Oh, an interesting side note:  Believe it or not King of the Zombies was nominated for an Academy Award.  True! Along with the likes of Citizen Kane, Sergeant York, Suspicion, and the eventual winner, All That Money Can Buy, King of the Zombies was nominated for an Oscar in the category of Music (Best Score of a Dramatic Picture).





Teenage Zombies (1960)


This second movie, Teenage Zombies, is on many lists as being among the worst movies of all time.  Although I think its a stretch calling it a movie.  It's only 70 minutes long.  If you took all the purloined stock footage out of it.  It would be about 65 minutes long.  And then there are 3 separate scenes involving a search (the teenagers on the island searching for their boat...twice and the sheriff and one of the other teenagers searching for the rest of the teenagers) each of which is about 3-5 minutes long.  Now we are talking about a 45 minute film.  That's like an hour long TV show with commercials.  Except the commercials would be more interesting than the show...

The movie starts with some teenagers in a malt shoppe discussing what they want to do for the afternoon.  Two couples want to go water-skiing, while the third couple has committed to horseback riding.  After agreeing to meet later the couples go their separate ways.  The two couples who went water-skiing  find a strange island they want to investigate.  Upon seeing a strange woman with a bunch of lumbering men who freak them out they go back to where their boat was, but its not there.  Thus instigating one of those interminable search scenes.

The girls get tired, so they stop to reast while the boys continue the search.  But the girls disappear.  The boys find a house operated by the woman they saw earlier, and shortly become prisoners of the woman, along with the girls who were captured earlier.  The other pair, who went horseback riding decide to go looking for their friends and find the same island and same woman who tells them "nobody comes to the island" but as theyleave they see two strange men pull up to the island.

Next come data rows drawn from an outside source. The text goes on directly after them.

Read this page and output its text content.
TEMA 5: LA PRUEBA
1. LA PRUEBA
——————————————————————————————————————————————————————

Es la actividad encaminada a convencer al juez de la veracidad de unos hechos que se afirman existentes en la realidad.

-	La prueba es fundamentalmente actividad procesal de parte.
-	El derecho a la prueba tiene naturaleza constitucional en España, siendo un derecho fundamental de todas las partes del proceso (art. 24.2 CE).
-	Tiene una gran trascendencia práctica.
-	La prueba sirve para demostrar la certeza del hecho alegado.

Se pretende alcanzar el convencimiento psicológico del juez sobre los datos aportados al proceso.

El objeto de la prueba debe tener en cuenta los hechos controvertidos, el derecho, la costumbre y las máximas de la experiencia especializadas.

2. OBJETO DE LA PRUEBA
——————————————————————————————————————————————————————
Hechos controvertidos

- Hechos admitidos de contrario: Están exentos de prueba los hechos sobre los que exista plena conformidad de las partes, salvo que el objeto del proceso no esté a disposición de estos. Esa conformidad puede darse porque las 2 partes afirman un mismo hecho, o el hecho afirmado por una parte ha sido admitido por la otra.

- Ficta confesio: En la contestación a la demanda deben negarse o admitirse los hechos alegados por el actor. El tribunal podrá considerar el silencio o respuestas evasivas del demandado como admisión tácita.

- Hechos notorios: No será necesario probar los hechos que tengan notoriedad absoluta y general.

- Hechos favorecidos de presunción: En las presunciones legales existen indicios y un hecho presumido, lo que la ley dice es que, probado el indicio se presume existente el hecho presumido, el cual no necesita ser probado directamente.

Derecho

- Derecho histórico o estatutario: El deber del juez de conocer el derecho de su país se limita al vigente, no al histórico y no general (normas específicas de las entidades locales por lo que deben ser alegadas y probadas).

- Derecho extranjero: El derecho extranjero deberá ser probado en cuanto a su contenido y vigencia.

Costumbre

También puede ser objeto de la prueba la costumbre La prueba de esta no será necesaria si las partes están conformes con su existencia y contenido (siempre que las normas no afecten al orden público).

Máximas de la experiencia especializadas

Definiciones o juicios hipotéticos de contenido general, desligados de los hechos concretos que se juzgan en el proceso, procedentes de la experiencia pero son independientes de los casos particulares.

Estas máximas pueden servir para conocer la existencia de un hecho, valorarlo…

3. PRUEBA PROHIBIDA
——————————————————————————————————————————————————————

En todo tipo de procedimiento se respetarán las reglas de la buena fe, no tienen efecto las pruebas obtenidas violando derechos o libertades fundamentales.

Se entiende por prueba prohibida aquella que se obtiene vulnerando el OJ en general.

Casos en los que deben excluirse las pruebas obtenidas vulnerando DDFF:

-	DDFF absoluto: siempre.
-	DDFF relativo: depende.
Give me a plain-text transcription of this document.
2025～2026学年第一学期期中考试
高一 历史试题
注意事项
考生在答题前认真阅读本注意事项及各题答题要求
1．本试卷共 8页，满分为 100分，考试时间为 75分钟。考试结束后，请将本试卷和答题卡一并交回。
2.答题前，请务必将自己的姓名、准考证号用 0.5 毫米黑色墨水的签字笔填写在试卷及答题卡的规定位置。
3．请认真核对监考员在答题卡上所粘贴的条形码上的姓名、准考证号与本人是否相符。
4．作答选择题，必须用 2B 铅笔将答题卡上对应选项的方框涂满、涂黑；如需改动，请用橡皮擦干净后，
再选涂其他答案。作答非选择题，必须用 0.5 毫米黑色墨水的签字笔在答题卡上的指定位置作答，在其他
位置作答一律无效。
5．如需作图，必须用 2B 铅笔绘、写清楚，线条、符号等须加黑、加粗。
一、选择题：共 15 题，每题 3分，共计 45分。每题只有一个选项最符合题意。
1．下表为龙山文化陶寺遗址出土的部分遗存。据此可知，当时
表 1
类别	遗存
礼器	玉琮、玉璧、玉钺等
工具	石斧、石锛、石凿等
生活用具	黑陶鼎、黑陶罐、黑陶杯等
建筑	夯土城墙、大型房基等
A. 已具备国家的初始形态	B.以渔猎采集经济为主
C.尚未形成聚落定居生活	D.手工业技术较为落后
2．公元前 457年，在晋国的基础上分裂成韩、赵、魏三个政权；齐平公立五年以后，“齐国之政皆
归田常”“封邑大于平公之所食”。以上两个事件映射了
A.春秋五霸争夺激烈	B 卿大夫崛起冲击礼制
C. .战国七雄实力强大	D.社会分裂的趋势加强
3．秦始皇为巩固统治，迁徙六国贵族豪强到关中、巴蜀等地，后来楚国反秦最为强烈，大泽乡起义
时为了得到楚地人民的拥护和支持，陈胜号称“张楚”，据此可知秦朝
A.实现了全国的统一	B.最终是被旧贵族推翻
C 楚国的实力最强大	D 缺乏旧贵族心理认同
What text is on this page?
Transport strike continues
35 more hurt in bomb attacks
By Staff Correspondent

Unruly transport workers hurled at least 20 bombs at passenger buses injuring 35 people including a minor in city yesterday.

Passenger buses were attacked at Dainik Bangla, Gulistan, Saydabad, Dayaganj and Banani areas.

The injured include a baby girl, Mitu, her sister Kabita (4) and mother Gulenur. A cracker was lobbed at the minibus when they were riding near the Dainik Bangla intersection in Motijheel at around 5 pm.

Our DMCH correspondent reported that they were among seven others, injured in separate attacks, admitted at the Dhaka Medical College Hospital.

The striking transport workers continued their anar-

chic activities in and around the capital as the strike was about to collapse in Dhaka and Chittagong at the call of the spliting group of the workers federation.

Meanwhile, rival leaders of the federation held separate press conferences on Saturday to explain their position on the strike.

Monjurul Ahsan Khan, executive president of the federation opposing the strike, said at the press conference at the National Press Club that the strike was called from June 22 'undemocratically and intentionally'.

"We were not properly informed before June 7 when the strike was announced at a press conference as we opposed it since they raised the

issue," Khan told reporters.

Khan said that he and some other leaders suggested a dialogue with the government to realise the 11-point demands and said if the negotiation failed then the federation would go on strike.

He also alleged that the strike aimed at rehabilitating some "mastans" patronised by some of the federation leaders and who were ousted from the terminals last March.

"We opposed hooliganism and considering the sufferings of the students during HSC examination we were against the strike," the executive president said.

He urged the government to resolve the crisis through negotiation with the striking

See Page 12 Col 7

There's very little more to this bizarre but trivial movie.  The woman is in cahoots with the men (from the East, probably Russia) who are trying to develop a pill or a gas to turn everyone in the United States into docile zombie slaves.  More or less, a hypnotic trance from which they can never be brought out of.  Its up to the teenagers to foil the plot.

This movie is so bad, I couldn't even locate any stills from the movie to augment this section of the review.  It won't petrify your brain to watch it, but you'll wonder later what happened to that lost hour.  Fast forward through the search scenes and it will only seem like an hour, though...

That's it from the backseat of the Plymouth Fury, this time, kiddies.  Drive safely going home.